Andrew Cuomo ‘Terrified’ Ex-Staffer With Intimate Questions About Her Past Rape

New York Governor Andrew Cuomo clearly signalled on Wednesday that he was not planning to resign over a flux of sexual harassment claims. Three women have come forward to accuse the politician of inappropriate behavior.

Andrew Cuomo’s former aide Charlotte Bennett, who is accusing the New York Governor of sexual harassment, says she was left “terrified” by her exchanges with the politician last year, after he repeatedly asked her about her experience being raped and whether she was “sensitive to intimacy” now.

“I thought, he’s trying to sleep with me,” Bennett told CBS’ Norah O’Donnell in her first televised interview since going public with her allegations against the Democratic politician.

“The governor’s trying to sleep with me and I’m deeply uncomfortable and I have to get out of this room as soon as possible,” Cuomo’s former health policy advisor added.

According to Bennett, she didn’t feel like she “had a choice” to stop her interaction with Cuomo at that point.

“He is my boss. He is everyone’s boss,” she said, after nearly breaking into tears during the interview.

​The woman says that Cuomo, who is now 63, asked if age difference mattered to her, as he apparently “was fine with anyone over 22”.

Bennett is 25 years old now.

“Without explicitly saying it, he implied to me that I was old enough for him and he was lonely,” the ex-aide claimed, saying that their conversation was off the record.

A Simple Misunderstanding?

Bennett was the second woman who came forward with sexual harassment accusations against the New York governor. The first one, Cuomo’s former aide Lindsey Boylan, claimed in December that the politician had harassed her “for years”, including forcibly kissing her on the lips after a one-on-one meeting.

The governor denies the claims of both women. He said in a Sunday statement that his behaviour was “misinterpreted” as “unwanted flirtation”.

But Bennett argues that there was nothing she could have possibly “misinterpreted” about Cuomo’s sexual advances.

“I understood him loud and clear. It just didn’t go the way he planned,” the woman says.

According to Bennett, the governor “felt like he was untouchable in a lot of ways”.

Cuomo issued a televised apology for his “embarrassing” behaviour on Wednesday – shortly after another woman accused him of inappropriately touching and harassing her at a wedding reception in September 2019.

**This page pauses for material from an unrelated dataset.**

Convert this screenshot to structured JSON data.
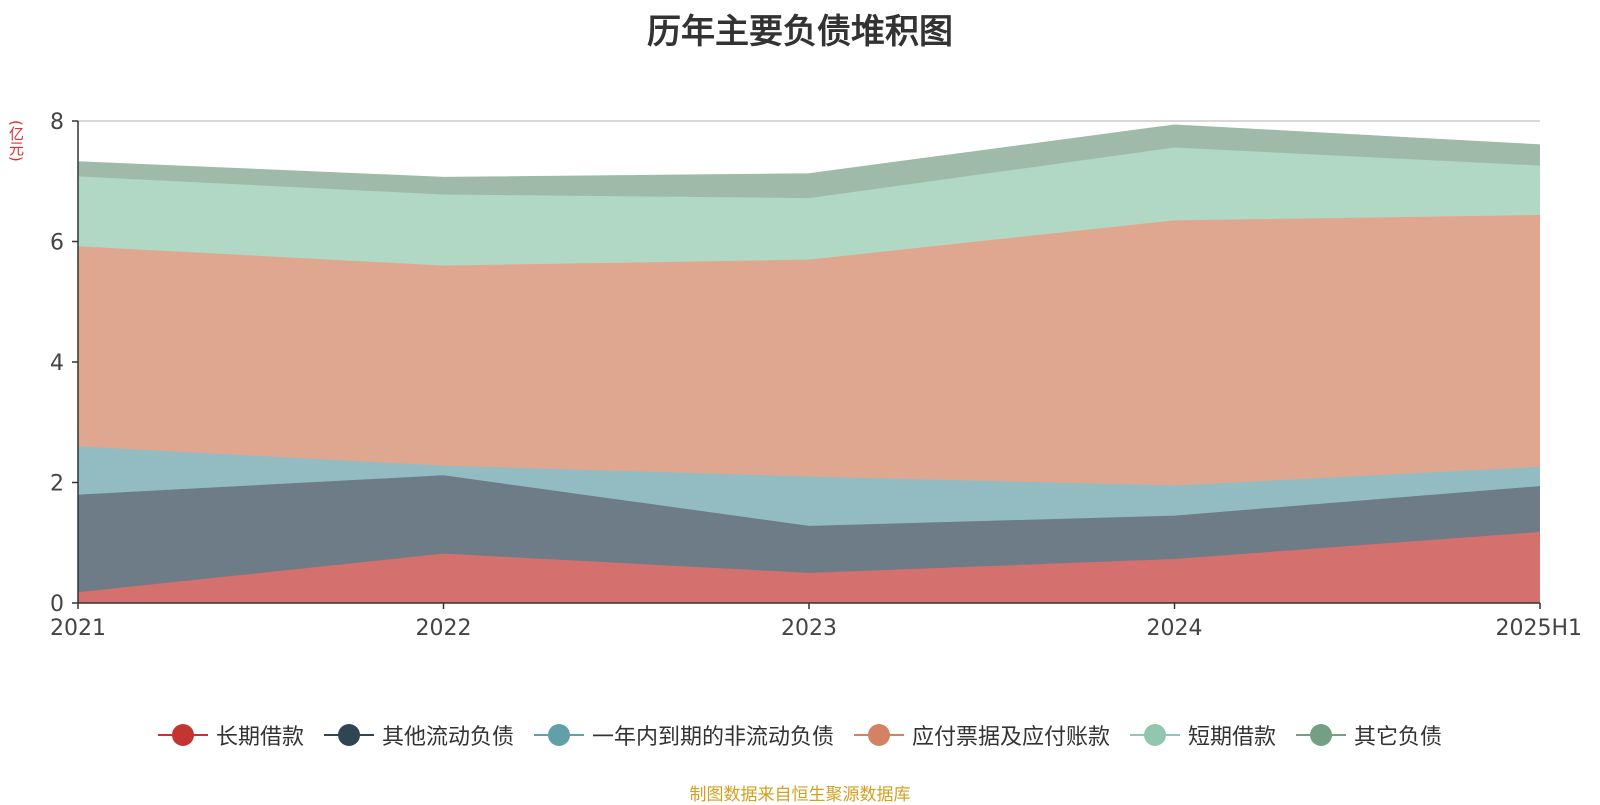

“I now understand that I acted in a way that made people feel uncomfortable. It was unintentional and I truly and deeply apologise for it. I feel awful about it and, frankly, I am embarrassed. And that’s not easy to say,” Cuomo muttered.

He said that he was not going to resign from his post following a trove of sexual misconduct claims.  

New York Attorney General Letitia James announced this week that she had received a formal request to probe the sexual assault allegations. James is also the one who had released a report in January detailing how Cuomo’s administration had failed to report thousands of nursing homes deaths in the state, potentially undercounting them by as much as 50%.

Cuomo has signalled his intention to cooperate with the sexual assault probe and called on the public not to jump to conclusions about his behaviour and rather “wait for the facts”.